In my case, I see both, but I prefer the personal. I am one hundred per cent for the personal. Once in Woodstock I was seeing the impersonal God. I was in front of a bus stand. I was waiting there for the bus to come back to New York from Woodstock. The bus was not on time. I wanted the bus to come, so that I would not be late. I was only watching and watching for the bus.

Then I saw the impersonal Supreme. I said, “I do not need the impersonal. I am dying for the personal!” Then immediately I saw the personal Supreme. At last I noticed that the bus was already there. It was waiting only for me, perhaps.

You can talk to the personal God. With the impersonal, it is like talking to a wall. If you can approach the personal One, you can do anything you like — talk, cry, get scoldings or anything else. With the impersonal God, it is all mental hallucination!

I will give you an example. Some disciples are dissatisfied with me. Inwardly they are saying that they need a better Guru, that I do not care for them. A few days ago, here at the hotel, I was telling God, “O my Lord Supreme, what have I done wrong? You have blessed me with some undivine disciples. Can You not inwardly inspire them to leave my boat?”

He said, “Keep quiet! Shut up!”

I said to the Supreme, “Here, when I am asking You to take some people out of my boat, You are asking me to shut up. Why are You so unsympathetic, why?”

He said, “You fool! You made a conscious, unconditional commitment to Me. You have realised Me. Where are they? Realisation is a far cry for them. They have not made even an unconscious or conditional commitment. Based on your commitment, I tell you to shut up. Based on their standard, I tell them, ‘Try other boats, try other boats. And if you need My Help, I will help you.’”

This is not my mental hallucination. It happened only three or four days ago in this famous place. When it is a matter of the personal Supreme, I can talk to Him face to face. The impersonal will turn a deaf ear.

Sri Ramakrishna was utterly devoted to Mother Kali. Sometimes he used to get mad, furious, and say nasty things to Mother Kali. Would he say these things to the impersonal God? He knew the impersonal would not listen to him.

I am in the physical. If some of my disciples get angry with me, immediately they refer to the personal. At that time, they do not think of my inner vastness, peace and light. One person’s consciousness descends and, if I have concern and compassion for that person, I take his anger or jealousy in the form of an attack on my physical body. This morning, about seven or eight minutes before four o’clock, I was standing in my room about to take exercise, when I got such pain, such pain, in my right ankle. What an attack! Somebody in New York was doing me a ‘favour’ by attacking me with wrong forces.
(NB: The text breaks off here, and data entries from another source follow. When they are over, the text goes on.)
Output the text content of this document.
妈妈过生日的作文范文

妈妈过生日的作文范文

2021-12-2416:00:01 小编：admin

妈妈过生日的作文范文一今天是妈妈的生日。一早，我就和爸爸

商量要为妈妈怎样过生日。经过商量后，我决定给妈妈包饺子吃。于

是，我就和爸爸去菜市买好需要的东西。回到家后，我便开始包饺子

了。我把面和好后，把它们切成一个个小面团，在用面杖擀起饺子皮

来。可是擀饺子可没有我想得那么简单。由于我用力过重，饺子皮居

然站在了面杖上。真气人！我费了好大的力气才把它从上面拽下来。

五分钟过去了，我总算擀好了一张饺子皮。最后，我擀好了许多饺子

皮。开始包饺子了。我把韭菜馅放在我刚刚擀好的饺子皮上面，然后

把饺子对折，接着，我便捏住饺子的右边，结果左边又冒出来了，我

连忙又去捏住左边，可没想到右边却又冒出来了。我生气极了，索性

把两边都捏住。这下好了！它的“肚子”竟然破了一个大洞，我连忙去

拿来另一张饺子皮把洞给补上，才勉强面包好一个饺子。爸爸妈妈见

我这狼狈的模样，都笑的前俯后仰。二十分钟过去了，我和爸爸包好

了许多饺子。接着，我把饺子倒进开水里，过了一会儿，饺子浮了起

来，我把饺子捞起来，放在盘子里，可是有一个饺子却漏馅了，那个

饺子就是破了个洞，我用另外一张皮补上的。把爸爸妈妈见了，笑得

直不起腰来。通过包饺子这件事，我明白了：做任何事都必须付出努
I shall tell you another incident. Today my weightlifting career could have ended for a few months. I entered into the car and closed the door. Alas, my left thumb was caught between the car and the door. I hurt it badly. I came out of the car and screamed and screamed. In this case, the attack came in the form of my own carelessness. My right arm is bad, and that is why I try to lift more weight with the left. Had I damaged my left thumb, I would not have been able to lift for a long time. But my Supreme’s Compassion saved my thumb.

In this way, the personal aspect deals with compassion. The impersonal is like a solid wall. There is no response.

Lord Buddha advocated the middle path, not to go to extremes. This was the Buddha’s realisation. He did not eat for many days, and then finally he took sweetmeats from Sujata. He declared, “Do not go to one extreme. Do not go towards either indulgence or austerity.” The Buddha’s philosophy is the middle path.